Şehrin merkezinde yer alan ve Paşabeleni adı verilen tepede ve bu tepenin karşısında yer alan küçük adada Nagidos antik kenti kalıntıları bulunmaktadır. Kimileri savunma refleksiyle açıklasa da, eski yerleşim yerlerinin yüksek tepe yamaçlarında olmasını, eskilerin hayatın özüne bizlerden daha yakın oluşuyla açıklamayı daha doğru buluyorum. Zira, tepe yamaçlarında evler biribirinin önünü kapatmaz. Böylece her bir ev güneşten, rüzgardan ve manzaradan faydalanmış olur. Bir de şimdiki Bozyazı yerleşmesine bakıyorum da... Dağların çevrelediği bir düzlükte yapılan evler ne denizi görebiliyor, ne yakıcı yaz sıcağında rüzgar alabiliyor. Üstüne üstlük verimli tarım arazileri betonla kaplanıyor. Oysa bu düzlüğe hâkim tepelerin yamaçlarına yapılmış olsaydı evler, her bir evin deniz manzarası olur, her bir ev diğer evlerin arasında boğulmaz ve her bir ev tatlı rüzgarlarla buluşurdu.
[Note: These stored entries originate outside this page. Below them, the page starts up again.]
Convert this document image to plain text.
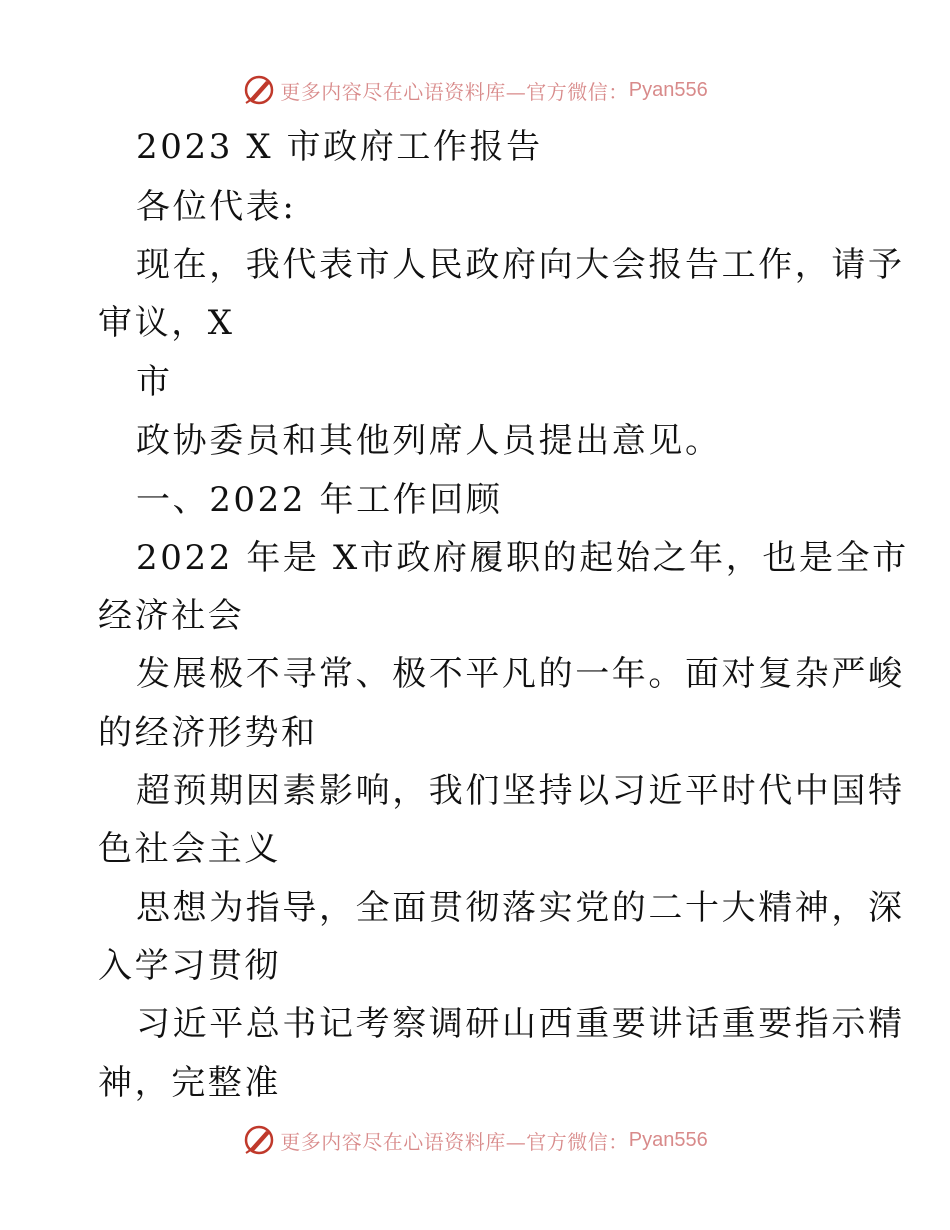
更多内容尽在心语资料库—官方微信： Pyan556
2023 X 市政府工作报告
各位代表:
现在，我代表市人民政府向大会报告工作，请予
审议，X
市
政协委员和其他列席人员提出意见。
一、2022 年工作回顾
2022 年是 X市政府履职的起始之年，也是全市
经济社会
发展极不寻常、极不平凡的一年。面对复杂严峻
的经济形势和
超预期因素影响，我们坚持以习近平时代中国特
色社会主义
思想为指导，全面贯彻落实党的二十大精神，深
入学习贯彻
习近平总书记考察调研山西重要讲话重要指示精
神，完整准
更多内容尽在心语资料库—官方微信： Pyan556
Düzlüğe ev yapmanın yanında, betona karşı da dayanılmaz bir arzumuz var. Oysa bölgede bolca bulunabilen taşla yapılan evler ne kadar güzel olurdu. Nitekim geçmişten kalan birkaç "betondan münezzeh" eve tesadüf ettim. Aşağıda fotograflarını göreceğiniz bu evler taştan yapılmış. Yapımında bağdadî, hımış gibi teknikler kullanılmış, ahşap cumbalarında, ahşap pencere korkuluklarında ve ahşap kepenklerinde sanatkarâne birer üslûp kullanılmış. Hatta bacaları bile özenip bezenilerek yapılmış. Bu evler ne yazık ki yıkılmaya terkedilmiş. Birkaç yıl sonra bunların yerinde de betondan çirkin binaların yükseldiğini göreceğimiz neredeyse kesin.